A new study from University College London (UCL) shows that large language models (LLMs) can predict the outcomes of neuroscience studies more accurately than human experts. The research, published in Nature Human Behaviour, highlights the potential of LLMs to accelerate scientific discovery and optimize research planning.
The study compared the prediction accuracy of 15 different LLMs with that of 171 human experts in the field of neuroscience. The LLMs achieved an average accuracy of 81.4 percent, while the human experts averaged only 63.4 percent. Even the top-performing human experts – the best 20 percent – only reached an accuracy of 66.2 percent. Notably, the study used older, open-source AI models, not the latest versions from companies like Anthropic, Meta, or OpenAI. This suggests that current models like GPT-4 or Gemini might achieve even better results on these tasks.
For the study, the researchers developed a new evaluation tool called "BrainBench." BrainBench consists of pairs of abstracts from neuroscience studies.

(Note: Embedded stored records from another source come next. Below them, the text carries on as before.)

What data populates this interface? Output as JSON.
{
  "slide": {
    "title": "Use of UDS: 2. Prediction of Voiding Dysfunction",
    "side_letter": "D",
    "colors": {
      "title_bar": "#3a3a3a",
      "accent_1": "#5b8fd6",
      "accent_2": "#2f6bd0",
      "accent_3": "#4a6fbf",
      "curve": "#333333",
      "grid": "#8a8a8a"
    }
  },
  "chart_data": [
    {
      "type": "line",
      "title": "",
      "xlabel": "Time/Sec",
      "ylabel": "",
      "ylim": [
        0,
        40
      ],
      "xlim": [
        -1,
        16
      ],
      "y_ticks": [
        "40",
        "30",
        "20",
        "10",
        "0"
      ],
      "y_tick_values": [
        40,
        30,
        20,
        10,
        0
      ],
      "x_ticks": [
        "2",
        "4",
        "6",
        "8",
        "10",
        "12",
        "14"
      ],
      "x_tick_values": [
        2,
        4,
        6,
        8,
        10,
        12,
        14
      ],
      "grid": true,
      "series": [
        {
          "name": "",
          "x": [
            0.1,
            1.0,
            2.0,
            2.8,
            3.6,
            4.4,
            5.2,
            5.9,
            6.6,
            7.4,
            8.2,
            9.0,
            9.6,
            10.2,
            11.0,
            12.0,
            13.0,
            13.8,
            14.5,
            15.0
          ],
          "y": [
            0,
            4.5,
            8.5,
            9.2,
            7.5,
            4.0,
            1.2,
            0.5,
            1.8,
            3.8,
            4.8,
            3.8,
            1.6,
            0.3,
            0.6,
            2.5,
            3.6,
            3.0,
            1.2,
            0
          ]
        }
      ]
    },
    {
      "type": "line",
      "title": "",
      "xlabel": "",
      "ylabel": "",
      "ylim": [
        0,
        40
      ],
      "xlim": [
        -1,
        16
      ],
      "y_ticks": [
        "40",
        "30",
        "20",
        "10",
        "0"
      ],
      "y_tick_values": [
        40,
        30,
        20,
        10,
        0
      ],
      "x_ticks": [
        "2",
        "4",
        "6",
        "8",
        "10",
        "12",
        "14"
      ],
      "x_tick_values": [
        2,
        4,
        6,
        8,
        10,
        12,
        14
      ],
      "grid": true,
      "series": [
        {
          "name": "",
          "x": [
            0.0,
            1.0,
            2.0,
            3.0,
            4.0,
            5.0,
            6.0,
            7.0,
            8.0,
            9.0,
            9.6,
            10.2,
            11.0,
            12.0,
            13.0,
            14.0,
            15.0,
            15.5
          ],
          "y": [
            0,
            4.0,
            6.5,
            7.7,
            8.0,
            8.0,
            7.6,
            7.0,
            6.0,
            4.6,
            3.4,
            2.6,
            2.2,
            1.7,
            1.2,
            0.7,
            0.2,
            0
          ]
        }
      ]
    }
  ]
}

One abstract in each pair corresponds to the original, while the other has been modified to present a plausible but incorrect result. Both the LLMs and the human experts were tasked with selecting the correct (i.e., original) abstract from the two options.

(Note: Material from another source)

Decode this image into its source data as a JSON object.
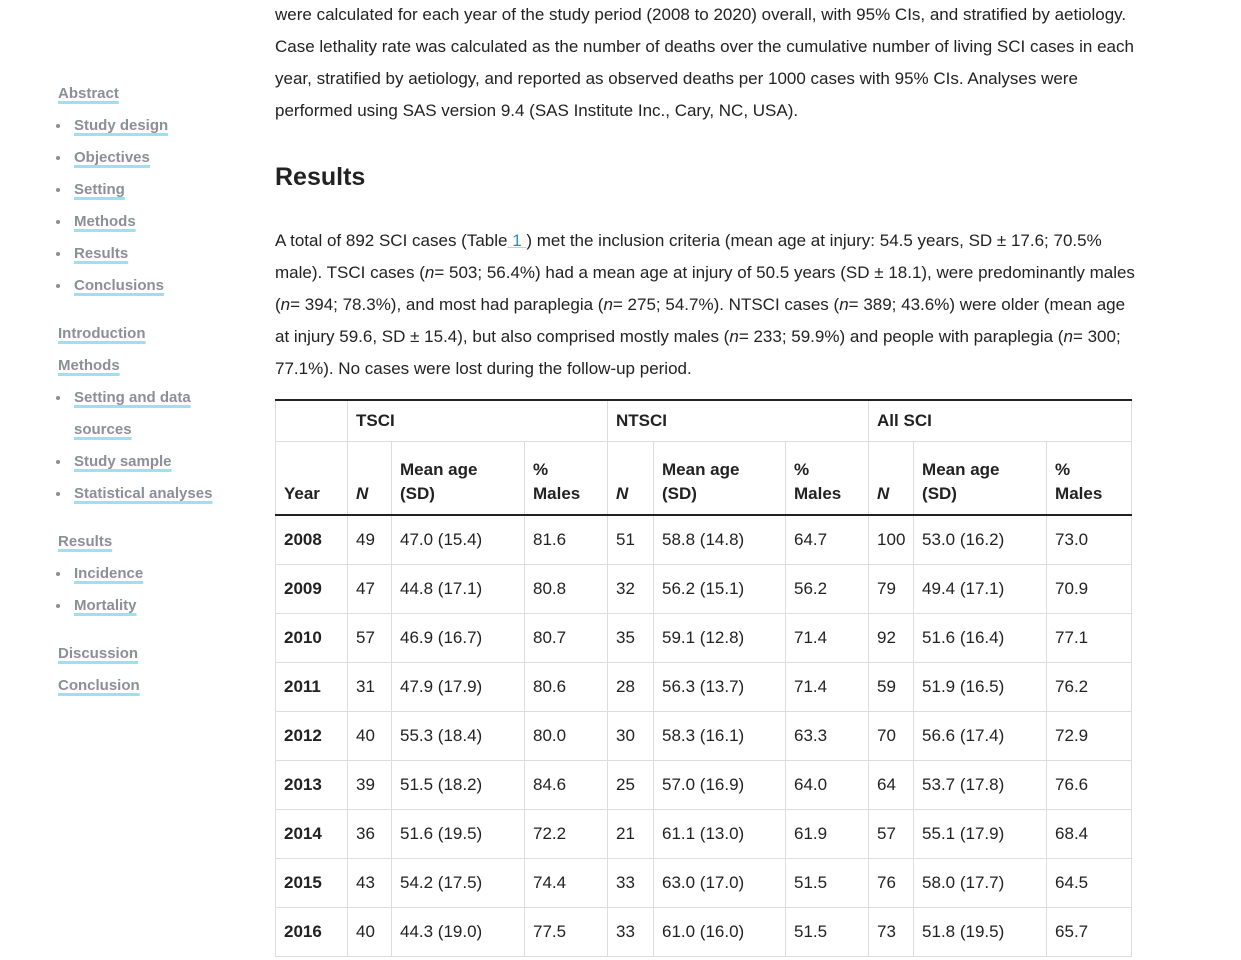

The researchers additionally trained an existing LLM (Mistral 7B) specifically with neuroscience literature to create a specialized model called "BrainGPT." BrainGPT further increased prediction accuracy, reaching 86 percent. This demonstrates that fine-tuning LLMs on specific scientific domains can further improve their performance.
The AI systems demonstrated superior performance across all tested areas of neuroscience. They performed particularly well when integrating information beyond the abstracts, linking methodology and background with the results. The researchers ensured that the AI wasn't simply memorizing answers. They used specific testing methods to check whether the models had already seen the test cases during training by comparing the results with known training data. The results suggest that AI models process scientific articles similarly to humans – they form general patterns and frameworks rather than memorizing details.

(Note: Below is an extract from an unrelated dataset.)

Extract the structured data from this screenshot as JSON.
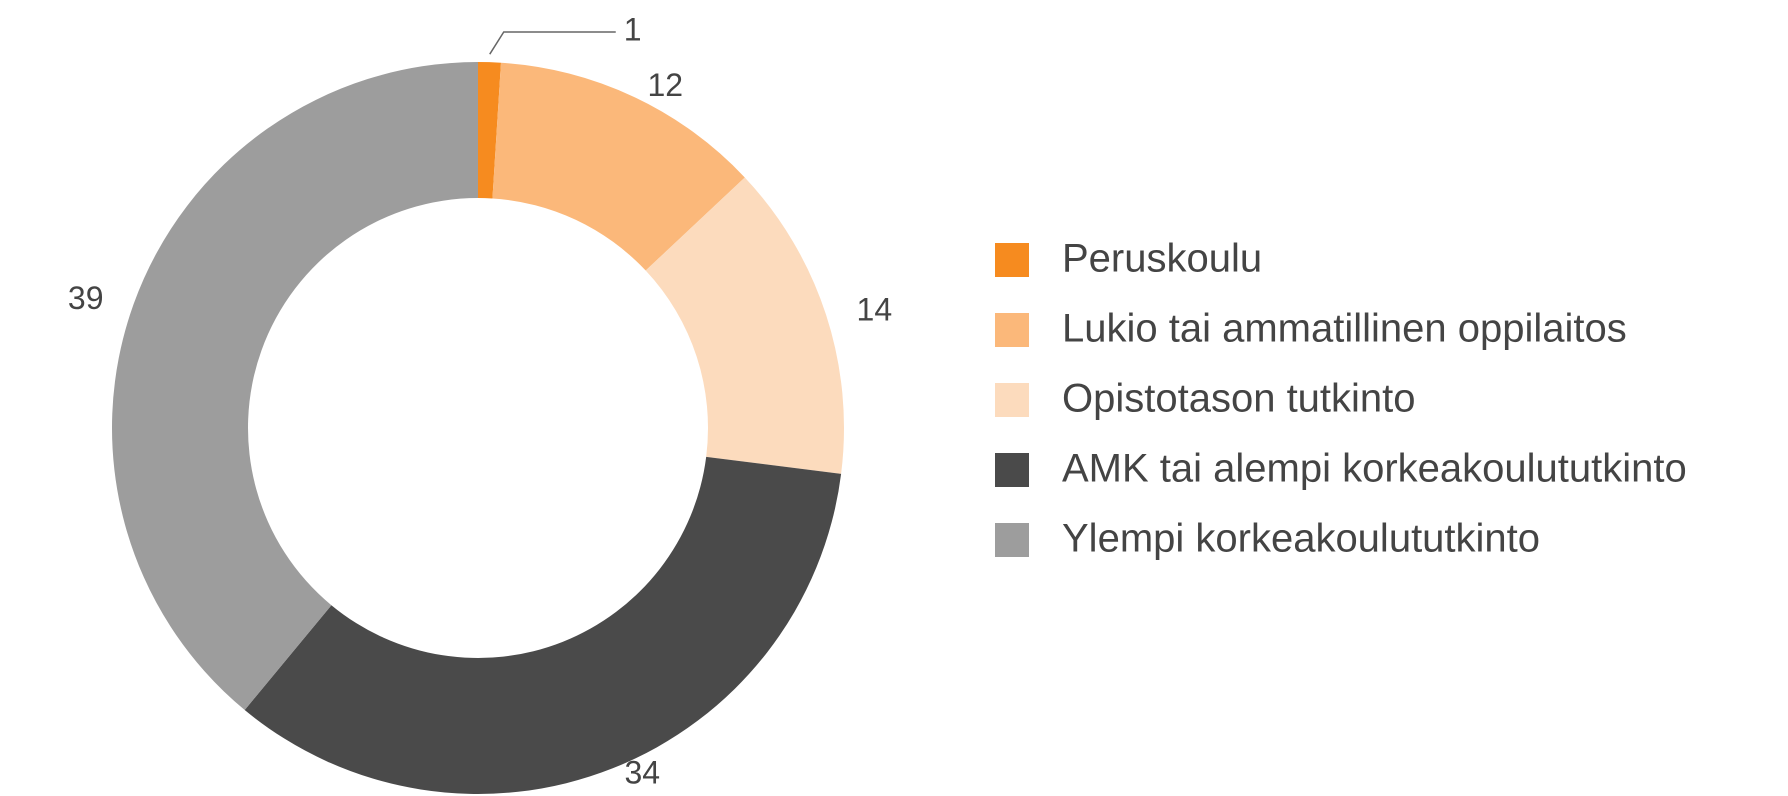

The study suggests a significant shift in the planning and execution of future scientific research. LLMs could help researchers predict the likelihood of different outcomes for planned experiments, thus improving decision-making in experimental design. However, the researchers also point to potential drawbacks. Scientists might be tempted to skip studies where AI predictions deviate from their hypotheses – even though unexpected results often lead to important breakthroughs. They also caution that results predicted by the AI with high certainty might be dismissed as obvious or uninteresting.
The ability of LLMs to accurately predict neuroscience research outcomes opens new possibilities for scientific discovery. While further research is necessary to understand the long-term implications of this technology, the results suggest that LLMs could play a valuable role in accelerating scientific progress.